Hemen belirtelim ki, kim dine bir şey ekler ya da ondan bir şey çıkarmaya kalkarsa kişi eklediği ya da çıkarttığı ile baş başa kalır ve din aradan çekilir..Şii/Alevi, Sünni/Sufi, Selefi/Vehhabi ayrışması, hatta çatıştırılmak istenmesi de aslında bu oyunun bir parçası..

Bütün bunlar yetmiyormuş gibi, başımıza bir de “Paralel din” tartışması çıktı!

Aslında bu tartışma Hilafetin geleceği, Şerif Hüseyin’in halife yapılmasında da sözkonusu idi..

Bugün yeni bir yol deneniyor.. Bir yandan Radikal İslam’a yol veriliyor, öte yandan ılımlı İslam pazarlanıyor.. Ölümü gösterip hastalığa razı etme ya da tavşana kaç, tazıya tut taktiği.. Birilerine havuç, birilerine sopa gösteriliyor..

Ilımlı İslam’ın ne olduğunu daha önce yazdım. Ama giderek bu iş, sadece din algısını dönüştürmek ve yeni bir din icad etmeye doğru dönüştürülüyor.. Necla Çarpan Yeni Mesnevi ile başladı, Yeni Nutuk’la bitirdi. Mustafa Kemal öldükten sonra da eser vermeye devam etti yani. Mevlana ve Atatürk ona ruhen gelip yeni eserler vermişti.. O gelen kimse, Evrenesoğlu’na da geliyor..Ahmedi Nejat’a da geliyordu o gelen.. Ve bu eseri de Genelkurmay satın alıp dağıttı, hatta bu hanıma askeriyede subaylara konferans filan da verdirttiler zamanında..

Şimdi ister misiniz, Hz. Peygamber vahyin kaynağından yeni mesajlar getirsin. Ya da söyledikleri sözler yeni bir hadis külliyatına dönüştürülsün.. Hocaefendinin bedeninde Resullah’ın ruhu tecelli etti derlerse de şaşmam bu durumda.. Ya daHz. İsa! Bu iş ruh çağırmadan tenasühe, yani reenkarnasyona kadar uzanabilir..

Bu arada Hz. Peygamberin ruhu ile buluşup ondan aldığı mesajları hadis mecmuası olarak toplayan bir adam da vardı Hindistan’da asırlar önce!

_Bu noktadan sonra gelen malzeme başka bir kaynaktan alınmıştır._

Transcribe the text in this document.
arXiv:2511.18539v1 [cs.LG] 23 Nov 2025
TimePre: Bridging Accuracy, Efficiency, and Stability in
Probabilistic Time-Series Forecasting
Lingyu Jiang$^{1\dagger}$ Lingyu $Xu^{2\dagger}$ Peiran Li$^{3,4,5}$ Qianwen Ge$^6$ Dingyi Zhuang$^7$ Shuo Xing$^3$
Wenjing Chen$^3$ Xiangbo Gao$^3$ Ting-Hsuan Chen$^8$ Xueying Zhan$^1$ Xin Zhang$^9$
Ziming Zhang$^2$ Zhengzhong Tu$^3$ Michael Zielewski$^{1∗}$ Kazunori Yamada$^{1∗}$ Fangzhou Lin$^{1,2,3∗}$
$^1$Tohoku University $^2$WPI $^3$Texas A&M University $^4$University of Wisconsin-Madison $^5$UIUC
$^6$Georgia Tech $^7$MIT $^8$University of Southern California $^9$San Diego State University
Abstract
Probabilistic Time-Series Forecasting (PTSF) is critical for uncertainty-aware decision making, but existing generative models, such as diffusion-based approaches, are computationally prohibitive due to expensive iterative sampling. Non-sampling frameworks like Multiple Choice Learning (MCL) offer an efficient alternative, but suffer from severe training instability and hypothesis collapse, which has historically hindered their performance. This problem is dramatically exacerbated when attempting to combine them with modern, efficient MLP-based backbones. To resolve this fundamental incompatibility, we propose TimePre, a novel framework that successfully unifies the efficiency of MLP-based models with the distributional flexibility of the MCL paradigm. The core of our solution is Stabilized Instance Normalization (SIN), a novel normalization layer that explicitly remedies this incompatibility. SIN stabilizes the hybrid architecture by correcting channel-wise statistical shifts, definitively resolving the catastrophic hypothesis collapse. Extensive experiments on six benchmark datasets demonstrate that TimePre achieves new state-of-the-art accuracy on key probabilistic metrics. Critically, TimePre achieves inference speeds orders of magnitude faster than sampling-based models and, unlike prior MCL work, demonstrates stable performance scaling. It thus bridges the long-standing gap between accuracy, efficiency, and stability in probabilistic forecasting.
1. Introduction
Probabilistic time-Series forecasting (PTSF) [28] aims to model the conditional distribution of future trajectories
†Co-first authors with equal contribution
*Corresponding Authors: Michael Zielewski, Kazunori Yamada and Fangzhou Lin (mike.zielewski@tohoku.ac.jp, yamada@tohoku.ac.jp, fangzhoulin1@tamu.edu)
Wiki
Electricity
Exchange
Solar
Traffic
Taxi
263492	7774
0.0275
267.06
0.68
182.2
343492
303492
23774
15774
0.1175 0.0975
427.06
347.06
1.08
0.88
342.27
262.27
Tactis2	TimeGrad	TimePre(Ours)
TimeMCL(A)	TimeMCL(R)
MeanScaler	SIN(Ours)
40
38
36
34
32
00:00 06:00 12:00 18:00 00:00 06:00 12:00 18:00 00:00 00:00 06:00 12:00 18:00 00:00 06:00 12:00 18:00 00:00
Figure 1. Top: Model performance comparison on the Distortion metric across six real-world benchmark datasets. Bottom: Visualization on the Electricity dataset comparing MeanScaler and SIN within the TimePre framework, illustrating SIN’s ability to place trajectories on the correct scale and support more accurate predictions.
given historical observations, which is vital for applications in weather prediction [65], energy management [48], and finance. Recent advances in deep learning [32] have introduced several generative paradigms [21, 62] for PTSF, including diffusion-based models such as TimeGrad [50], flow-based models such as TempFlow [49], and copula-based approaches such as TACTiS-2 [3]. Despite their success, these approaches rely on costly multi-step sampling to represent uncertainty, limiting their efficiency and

Bu olay ilk defa olmayacak.. Saul’un azılı bir İsevi düşmanı iken bir anda hidayete erip, Aziz mertebesine yükselmesi ya da bazı İncil metinlerinin Hz. İsa’nın dünyadan ayrılışından sonra bazı kişilere yazdırıldığı iddiası Hıristiyanlıkinancında kabul edilen bir konu değil mi? Yuhanna İncilinin 20. Bölümünde anlatıldığına göre Hz. İsa çarmıha gerildi ve ardından dirildi. Onun dirilişi anlatılıyor. Ardından Hz.  İsa’nın, Mecdelli Meryem’e görünmesi anlatılıyor. Daha sonra Hz. İsa öğrencilerine görünüyor. Hz. İsa Tomas’a görünüyor ve21. Bölümde ise Hz.  İsa göl kenarında Petrus ile buluşuyor.. Daha başka bir sürü hikaye var.. Malkom X ile ilgili anlatılanları bilenler Elijah Muhammed’in İslam’la tanışması hadisesini de hatırlayacaklardır.. Ortada bir garip adam vardır. Ya da Amerika’da önemli Hıristiyan topluluklardan biri olan Mormonlarla ilgili de ilginç hikayeler anlatılıyor. Bu iş Erich Von Daniken’in “Tanrıların Arabaları”na kadar gider..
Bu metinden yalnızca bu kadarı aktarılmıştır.